El racismo no es un error. Muchas de las críticas a la noción de raza y al racismo que crecieron desde inicios del siglo XX y se intensificaron durante su segunda mitad apuntaron en esta dirección, pero resultaron insuficientes precisamente porque, como señalara Guillaumin (2002), partían de la certeza de que el racismo se acabaría una vez demostrado lo erróneo de su creencia en que la dotación biológica explicaba conductas, habilidades y disposiciones sociales. La clave está en que no se trata de develar un error, sino de entender críticamente un fenómeno sociocultural y político. El dato biológico es producto del fenómeno social y no a la inversa. Son relaciones de poder las que determinan la historia de las divisiones raciales.

El racismo no es un error, entonces, sino una operación ideológica que legitima desigualdades y opresiones.

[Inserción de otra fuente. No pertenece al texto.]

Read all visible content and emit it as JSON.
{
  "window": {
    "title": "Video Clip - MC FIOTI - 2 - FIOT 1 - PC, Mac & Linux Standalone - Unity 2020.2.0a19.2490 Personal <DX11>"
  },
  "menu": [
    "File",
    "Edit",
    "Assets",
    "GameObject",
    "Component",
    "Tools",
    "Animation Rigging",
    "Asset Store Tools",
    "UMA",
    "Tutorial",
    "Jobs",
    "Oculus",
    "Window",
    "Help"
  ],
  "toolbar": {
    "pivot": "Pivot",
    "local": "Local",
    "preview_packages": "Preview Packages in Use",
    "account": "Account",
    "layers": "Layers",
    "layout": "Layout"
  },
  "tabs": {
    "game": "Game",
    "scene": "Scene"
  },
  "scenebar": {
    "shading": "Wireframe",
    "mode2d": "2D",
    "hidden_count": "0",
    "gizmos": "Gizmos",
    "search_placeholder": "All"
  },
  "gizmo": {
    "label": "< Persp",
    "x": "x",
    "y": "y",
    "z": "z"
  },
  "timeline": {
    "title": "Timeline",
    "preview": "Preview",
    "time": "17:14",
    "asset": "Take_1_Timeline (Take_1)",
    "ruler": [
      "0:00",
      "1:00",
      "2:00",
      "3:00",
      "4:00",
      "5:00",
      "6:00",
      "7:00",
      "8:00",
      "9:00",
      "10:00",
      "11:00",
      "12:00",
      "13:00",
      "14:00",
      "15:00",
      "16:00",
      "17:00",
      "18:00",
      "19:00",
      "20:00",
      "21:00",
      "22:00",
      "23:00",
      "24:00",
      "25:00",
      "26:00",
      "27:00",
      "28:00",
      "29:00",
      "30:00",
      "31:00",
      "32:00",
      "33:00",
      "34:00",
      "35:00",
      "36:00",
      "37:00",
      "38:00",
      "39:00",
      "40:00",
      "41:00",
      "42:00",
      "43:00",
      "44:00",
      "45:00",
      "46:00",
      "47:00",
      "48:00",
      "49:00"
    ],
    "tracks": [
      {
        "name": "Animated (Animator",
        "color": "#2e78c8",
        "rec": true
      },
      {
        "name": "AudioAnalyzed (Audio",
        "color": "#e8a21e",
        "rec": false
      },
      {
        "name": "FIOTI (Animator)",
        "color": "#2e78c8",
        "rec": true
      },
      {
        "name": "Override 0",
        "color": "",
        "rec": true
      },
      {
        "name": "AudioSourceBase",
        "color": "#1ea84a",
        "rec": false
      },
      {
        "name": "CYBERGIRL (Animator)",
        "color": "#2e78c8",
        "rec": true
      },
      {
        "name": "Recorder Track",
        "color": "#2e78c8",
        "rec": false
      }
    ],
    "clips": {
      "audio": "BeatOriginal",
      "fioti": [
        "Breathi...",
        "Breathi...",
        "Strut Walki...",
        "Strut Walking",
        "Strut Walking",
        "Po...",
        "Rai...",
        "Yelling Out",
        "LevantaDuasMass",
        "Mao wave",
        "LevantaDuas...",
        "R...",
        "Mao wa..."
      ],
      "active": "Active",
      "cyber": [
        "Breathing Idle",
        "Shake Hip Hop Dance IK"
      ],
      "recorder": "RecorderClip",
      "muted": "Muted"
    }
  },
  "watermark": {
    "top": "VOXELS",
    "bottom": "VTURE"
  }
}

Las prácticas de racialización sostienen una forma de clasificación social y construyen la existencia de razas como un dato sobre el cual se sustenta el racismo (como también prácticas de resistencia). El racismo, como operación ideológica, sostiene relaciones de desigualdad, tratando en clave natural ‒muchas veces biológica‒ las diferencias sociales.

Las variaciones del racismo son múltiples. Ha mutado a lo largo de la historia, aunque hay quienes identifican el racismo stricto sensu en el racismo científico de finales del siglo XIX y primeras décadas del XX. En distintos contextos geográficos, nacionales o regionales puede presentarse con lógicas específicas, como los racismos de selección y de elección identificados por Balibar (2007; para Argentina, Caggiano, 2007). Varían también los grupos que pueden ser víctimas del racismo. Y existe una miríada de singularidades según el racismo resulte de prácticas estatales institucionalizadas, interacciones cotidianas, doctrinas o formas de la conciencia práctica.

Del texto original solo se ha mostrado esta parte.